When God asks Moses, filled with doubt before he goes before Pharaoh, “what is that in your hand” only to look down and discover that the staff has been turned into a snake - God is asking: what is really there in front of your eyes? 

These questions awaken in us our deepest fears and doubts. We do not like to deal with them because they force us to deal with some difficult truths: how fragile this life is, that we have much less control over what happens than it seems, that we do not have the answers to many questions. It is unsettling, really it is deeply unnerving to deal with these ideas - yet it is so necessary and so important that our tradition forces us to ask. 

Why, you ask? Precisely for periods just like the one we find ourselves in now. All of us in the Jewish community have gotten to know uncertainty very well over these past months. For me, the uncertainty can be paralyzing. Not being able to count on what will be tomorrow is deeply unsettling. I do not particularly want to ask the questions and consider their difficult answers. 

Someone once told me that the weekly Torah portion always comes on time. For me this is a prescient piece of wisdom as Pekudei arrives to remind us that uncertainty is not a bug in the system, rather a critical part of our experience in this life. It is not new in the human experience and we are, in some respects, in an ongoing struggle with it, to minimize its impact on and influence over our lives. 

For me, perhaps paradoxically, this idea is empowering. How? First, it connects me to the rest of humanity. Somehow knowing that I am far from the only one feeling this way at any given moment reminds me that I, that we, are never alone when we experience uncertainty. Second, it releases me from falling victim to and getting lost in the feeling of uncertainty. It reminds me that each day is an opportunity to find and connect to the things that help me create a sense of meaning, of hope, of goodness. 

I am not suggesting that we turn away and ignore all that is happening around us. Together with the awareness of this moment, I simultaneously collect signs of all the life and beauty that surrounds me in a world that can be brutally unforgiving. The smile of a child, a shared glance between lovers, a beautiful song, a colorful sunset - I collect all of these and more which helps me create my answer to all of the sadness and uncertainty that has characterized our lives as of late. 

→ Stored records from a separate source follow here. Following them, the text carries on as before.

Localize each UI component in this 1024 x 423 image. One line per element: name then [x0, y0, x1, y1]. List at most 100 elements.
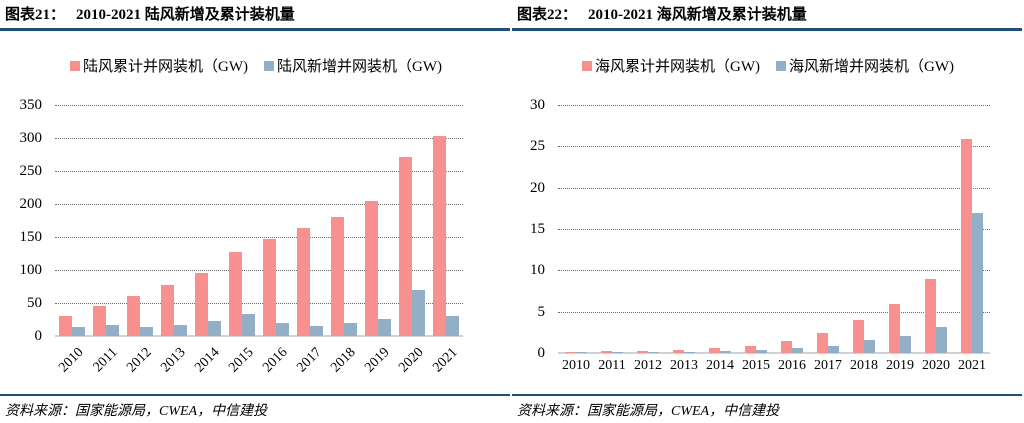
- title-divider: [0, 28, 510, 31]
- bar-new-2020: [936, 327, 947, 353]
- bar-new-2011: [612, 352, 623, 353]
- bar-cumulative-2016: [263, 239, 276, 336]
- x-tick-label-2017: 2017: [814, 358, 842, 373]
- x-tick-label-2015: 2015: [742, 358, 770, 373]
- title-divider: [512, 28, 1022, 31]
- panel-onshore-wind: 图表21： 2010-2021 陆风新增及累计装机量 陆风累计并网装机（GW) 陆…: [0, 7, 512, 419]
- bar-cumulative-2020: [399, 157, 412, 336]
- figure-number-label: 图表22：: [517, 7, 578, 23]
- bar-cumulative-2020: [925, 279, 936, 353]
- bar-cumulative-2015: [745, 346, 756, 353]
- bar-new-2016: [792, 348, 803, 353]
- y-tick-label: 150: [19, 229, 43, 245]
- x-tick-label-2010: 2010: [562, 358, 590, 373]
- y-tick-label: 30: [530, 97, 545, 113]
- bar-new-2012: [648, 352, 659, 353]
- bar-cumulative-2012: [127, 296, 140, 336]
- legend-item-new: 海风新增并网装机（GW): [776, 55, 954, 76]
- legend-swatch-new-icon: [264, 60, 274, 71]
- bar-new-2015: [242, 314, 255, 336]
- gridline: [55, 105, 463, 106]
- bar-new-2013: [174, 325, 187, 336]
- legend-label-cumulative: 海风累计并网装机（GW): [595, 59, 760, 75]
- gridline: [558, 270, 990, 272]
- y-tick-label: 100: [19, 262, 43, 278]
- gridline: [55, 270, 463, 271]
- y-tick-label: 0: [537, 345, 546, 361]
- bar-cumulative-2021: [961, 139, 972, 353]
- bar-cumulative-2018: [331, 217, 344, 336]
- x-tick-label-2021: 2021: [958, 358, 986, 373]
- gridline: [558, 187, 990, 189]
- bar-new-2010: [72, 327, 85, 336]
- gridline: [55, 237, 463, 238]
- gridline: [55, 204, 463, 205]
- bar-cumulative-2013: [673, 350, 684, 353]
- x-tick-label-2014: 2014: [706, 358, 734, 373]
- bar-new-2014: [208, 321, 221, 336]
- legend-item-new: 陆风新增并网装机（GW): [264, 55, 442, 76]
- x-axis-line: [558, 352, 990, 354]
- source-divider: [0, 394, 510, 396]
- y-tick-label: 200: [19, 196, 43, 212]
- legend-onshore: 陆风累计并网装机（GW) 陆风新增并网装机（GW): [0, 55, 512, 76]
- gridline: [558, 146, 990, 148]
- bar-cumulative-2015: [229, 252, 242, 336]
- bar-cumulative-2016: [781, 341, 792, 353]
- bar-new-2012: [140, 327, 153, 336]
- bar-cumulative-2021: [433, 136, 446, 336]
- legend-swatch-new-icon: [776, 60, 786, 71]
- x-tick-label-2013: 2013: [670, 358, 698, 373]
- gridline: [55, 303, 463, 304]
- y-tick-label: 5: [537, 303, 546, 320]
- bar-new-2016: [276, 323, 289, 336]
- legend-label-new: 海风新增并网装机（GW): [789, 59, 954, 75]
- source-note-onshore: 资料来源：国家能源局，CWEA，中信建投: [5, 404, 268, 419]
- x-axis-line: [55, 335, 463, 337]
- bar-new-2017: [828, 346, 839, 353]
- bar-new-2014: [720, 351, 731, 353]
- bar-new-2018: [344, 323, 357, 336]
- legend-item-cumulative: 海风累计并网装机（GW): [582, 55, 760, 76]
- bar-cumulative-2018: [853, 320, 864, 353]
- y-tick-label: 25: [530, 138, 545, 155]
- figure-number-label: 图表21：: [5, 7, 66, 23]
- y-tick-label: 20: [530, 179, 545, 196]
- bar-new-2018: [864, 340, 875, 353]
- x-tick-label-2019: 2019: [886, 358, 914, 373]
- figure-title-offshore: 图表22： 2010-2021 海风新增及累计装机量: [517, 3, 1020, 24]
- bar-new-2017: [310, 326, 323, 336]
- bar-cumulative-2010: [59, 316, 72, 336]
- bar-cumulative-2013: [161, 285, 174, 336]
- bar-new-2021: [972, 213, 983, 353]
- figure-title-text: 2010-2021 海风新增及累计装机量: [588, 7, 807, 23]
- bar-new-2015: [756, 350, 767, 353]
- y-tick-label: 10: [530, 262, 545, 279]
- bar-new-2019: [900, 336, 911, 353]
- bar-cumulative-2014: [709, 348, 720, 353]
- legend-swatch-cumulative-icon: [70, 60, 80, 71]
- gridline: [558, 105, 990, 106]
- y-tick-label: 50: [27, 295, 42, 311]
- bar-cumulative-2014: [195, 273, 208, 336]
- legend-label-cumulative: 陆风累计并网装机（GW): [83, 59, 248, 75]
- x-tick-label-2012: 2012: [634, 358, 662, 373]
- bar-cumulative-2019: [889, 304, 900, 353]
- legend-swatch-cumulative-icon: [582, 60, 592, 71]
- bar-chart-offshore: 0 5 10 15 20 25 30 2010 2011 2012 2013 2014 2015 2016…: [512, 0, 1024, 423]
- bar-new-2019: [378, 319, 391, 336]
- gridline: [558, 311, 990, 313]
- x-tick-label-2020: 2020: [922, 358, 950, 373]
- gridline: [558, 229, 990, 230]
- bar-cumulative-2019: [365, 201, 378, 336]
- bar-cumulative-2011: [93, 306, 106, 336]
- source-divider: [512, 394, 1022, 396]
- y-tick-label: 300: [19, 130, 43, 146]
- x-tick-label-2011: 2011: [598, 358, 626, 373]
- legend-offshore: 海风累计并网装机（GW) 海风新增并网装机（GW): [512, 55, 1024, 76]
- legend-item-cumulative: 陆风累计并网装机（GW): [70, 55, 248, 76]
- bar-new-2010: [576, 352, 587, 353]
- bar-chart-onshore: 0 50 100 150 200 250 300 350 2010 2011 2012 2013 201…: [19, 97, 463, 375]
- panel-offshore-wind: 图表22： 2010-2021 海风新增及累计装机量 海风累计并网装机（GW) 海…: [512, 0, 1024, 423]
- y-tick-label: 0: [34, 328, 43, 344]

It's true - we may not have all the answers - we don’t know precisely why we are here, why all this has befallen us, or if there is a plan behind it all. But it is not a coincidence that it is written in the Torah “choose life so that you may live.” (Deuteronomy 30:19) Every day we have the choice to anchor ourselves to all the good and the beauty that surrounds us. And we should do so for no other reason that this life is a gift, the best one we have. 

I heard a quote recently from the author Henry James that I think best sums up this idea: “I don't know why we live—the gift of life comes to us from I don't know what source or for what purpose; but I believe we can go on living for the reason that life is the most valuable thing we know anything about…”

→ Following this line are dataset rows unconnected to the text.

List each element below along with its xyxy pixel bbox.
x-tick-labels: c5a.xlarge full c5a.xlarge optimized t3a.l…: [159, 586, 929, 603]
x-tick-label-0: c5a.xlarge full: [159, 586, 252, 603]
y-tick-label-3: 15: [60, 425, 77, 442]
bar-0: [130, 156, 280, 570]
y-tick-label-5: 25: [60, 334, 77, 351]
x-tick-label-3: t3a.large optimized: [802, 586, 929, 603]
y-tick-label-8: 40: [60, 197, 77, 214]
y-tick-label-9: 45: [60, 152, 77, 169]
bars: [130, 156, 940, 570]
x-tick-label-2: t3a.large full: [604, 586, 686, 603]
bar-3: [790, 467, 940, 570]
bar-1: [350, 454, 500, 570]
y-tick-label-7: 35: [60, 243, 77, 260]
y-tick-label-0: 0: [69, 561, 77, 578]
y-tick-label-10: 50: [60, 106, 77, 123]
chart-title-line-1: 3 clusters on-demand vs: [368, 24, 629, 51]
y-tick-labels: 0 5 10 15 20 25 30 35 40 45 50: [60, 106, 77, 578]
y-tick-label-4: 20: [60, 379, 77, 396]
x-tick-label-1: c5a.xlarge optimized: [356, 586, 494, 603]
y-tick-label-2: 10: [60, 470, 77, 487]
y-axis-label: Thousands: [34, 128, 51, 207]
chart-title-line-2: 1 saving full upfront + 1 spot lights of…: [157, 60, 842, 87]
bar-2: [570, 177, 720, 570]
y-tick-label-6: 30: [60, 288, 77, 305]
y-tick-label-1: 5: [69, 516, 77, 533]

What I am trying to say, friends, is not that this uncertainty is good for us. I hope and pray that it will pass and that routine, mundane days will return quickly. Yet alongside this prayer there is no denying that this feeling of uncertainty is here, it is present, and it will never completely disappear. What Pekudei teaches us is that we can build mechanisms in our own lives that will help us deal with uncertainty. For the Israelites in the desert it was the badim that helped them move quickly from place to place. For me it is reminding myself of all the pleasant, beautiful, good things happening around me at any given moment - those things that keep me grounded in this moment and that give me a reason to get up each morning, to do my small part to help build a world a bit better than how it was when I found it. 

May we all be blessed with the courage to look our uncertainty in the face, ask the hard questions, and emerge strengthened as we recognize all the good that surrounds us. 

As we say when we conclude a book in the Torah: chazak, chazak, v’nitchazek - be strong, be strong, and may you be strengthened!